It Started with Thirty Seconds
- Oct 3, 2025
- 2 min read
By Robyn Godfrey

It started with thirty seconds. That tiny, almost laughable amount of time cracked open a doorway. I couldn’t define it yet, but it pulsed with possibility.
I worked as a corporate sales rep who projected a flawless image. Banana Republic dresses, Stiletto heels. Manicured nails. I darted between airports and conference rooms, hosted client dinners, closed deals over cocktails, and smiled for every handshake and photo. On the outside, I looked like success.
Inside, I ran on adrenaline, caffeine, and pinot noir. The pace crushed me. Late nights bled into early mornings. Somewhere along the way, I lost the woman who existed without the business card and travel itinerary.
One morning in a Tampa hotel room, after three hours of sleep and too much wine, I dragged myself out of bed. I woke up groggy, foggy, and admittedly probably still drunk. My head pounded. My mouth scraped dry. I caught my reflection in the mirror. Matted hair. Mascara smudged into dark half-moons.
The truth hit hard like a punch in the face. I no longer recognized the woman staring back.
Shame. Exhaustion. Disgust. Those words bounced around in my head.
I did not have a plan. No vision board. No motivational playlist. Just instinct. I walked into the hotel gym, climbed onto the treadmill, and ran. I had not run since middle school track when I was thirteen. Thirty seconds was all I could manage. My legs burned, my lungs screamed, and I stepped off gasping for air.
The effort barely registered in the moment but a flicker of pride cut through the shame. I had moved. I had acted. And that was enough to make me keep at it.
Over months, thirty seconds stretched into a minute. A minute pushed into a mile. A mile carried me to my first 5K. I rebuilt trust with myself, keeping one small promise after another.
Then life blindsided me, my husband’s stage 4 cancer diagnosis hit like a punch in the face. Overnight, our world turned into hospital rooms, scans, and surgeries. Fear moved in and unpacked its bags.
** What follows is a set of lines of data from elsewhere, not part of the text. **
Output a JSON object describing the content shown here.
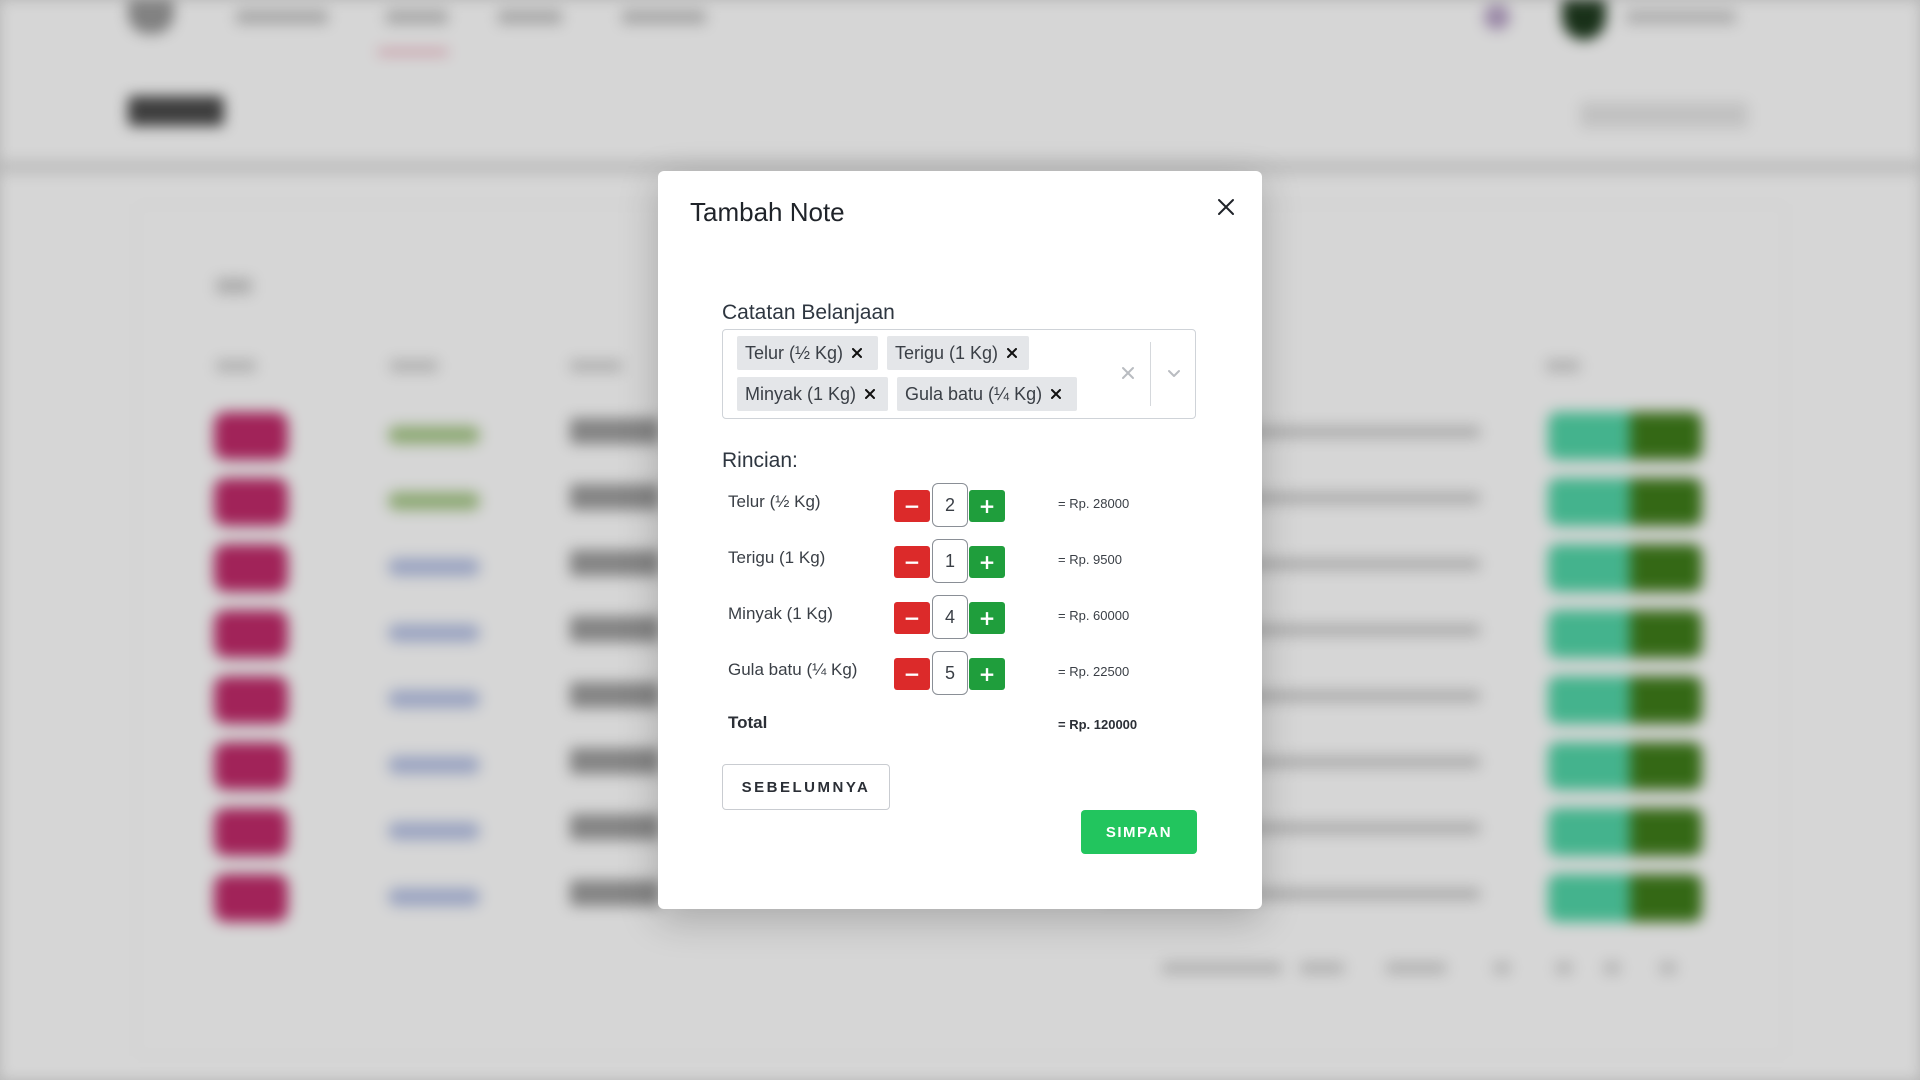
{
  "modal": {
    "title": "Tambah Note",
    "field_label": "Catatan Belanjaan",
    "selected_items": [
      {
        "label": "Telur (½ Kg)"
      },
      {
        "label": "Terigu (1 Kg)"
      },
      {
        "label": "Minyak (1 Kg)"
      },
      {
        "label": "Gula batu (¼ Kg)"
      }
    ],
    "rincian_heading": "Rincian:",
    "details": [
      {
        "name": "Telur (½ Kg)",
        "minus": "−",
        "qty": "2",
        "plus": "+",
        "price": "= Rp. 28000"
      },
      {
        "name": "Terigu (1 Kg)",
        "minus": "−",
        "qty": "1",
        "plus": "+",
        "price": "= Rp. 9500"
      },
      {
        "name": "Minyak (1 Kg)",
        "minus": "−",
        "qty": "4",
        "plus": "+",
        "price": "= Rp. 60000"
      },
      {
        "name": "Gula batu (¼ Kg)",
        "minus": "−",
        "qty": "5",
        "plus": "+",
        "price": "= Rp. 22500"
      }
    ],
    "total_label": "Total",
    "total_value": "= Rp. 120000",
    "prev_button": "SEBELUMNYA",
    "save_button": "SIMPAN",
    "icons": {
      "close": "close-icon",
      "chip_remove": "x-icon",
      "clear": "clear-icon",
      "dropdown": "chevron-down-icon"
    }
  },
  "colors": {
    "minus_button": "#dc2a2a",
    "plus_button": "#1f9e3c",
    "save_button": "#22c55e",
    "chip_background": "#e4e6e9"
  }
}
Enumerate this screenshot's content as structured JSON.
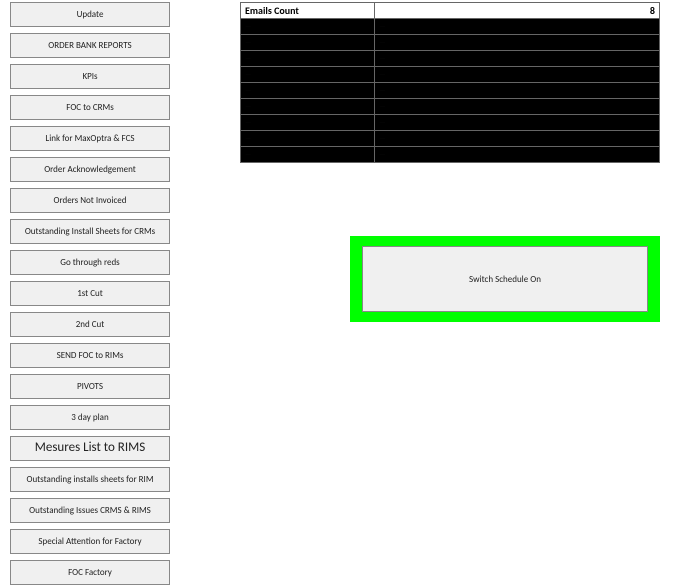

I fought back by running. On the road, I could breathe, cry, and remind myself I could still move forward. Some days, I shuffled through a single mile. Other days, I pounded pavement until the heaviness loosened its grip. But I kept going.
Over the years, those thirty seconds propelled me across finish lines in New York, London, Tokyo, Boston, Berlin, and Chicago, and earned me the Six Star Medal for completing all the World Marathon Majors. I racked up seven marathons, four triathlons, and even an ultramarathon.
But the medals don’t tell the real story. The real story lives in how I became my own best friend. I showed up for myself, no matter how hard, messy, or uncertain the path.
Hesitation still taps me on the shoulder. It always will. But I’ve learned not to wait for courage to arrive. I move forward in the smallest way I can, even when doubt lingers.
Sometimes, thirty seconds is all it takes to change your whole life.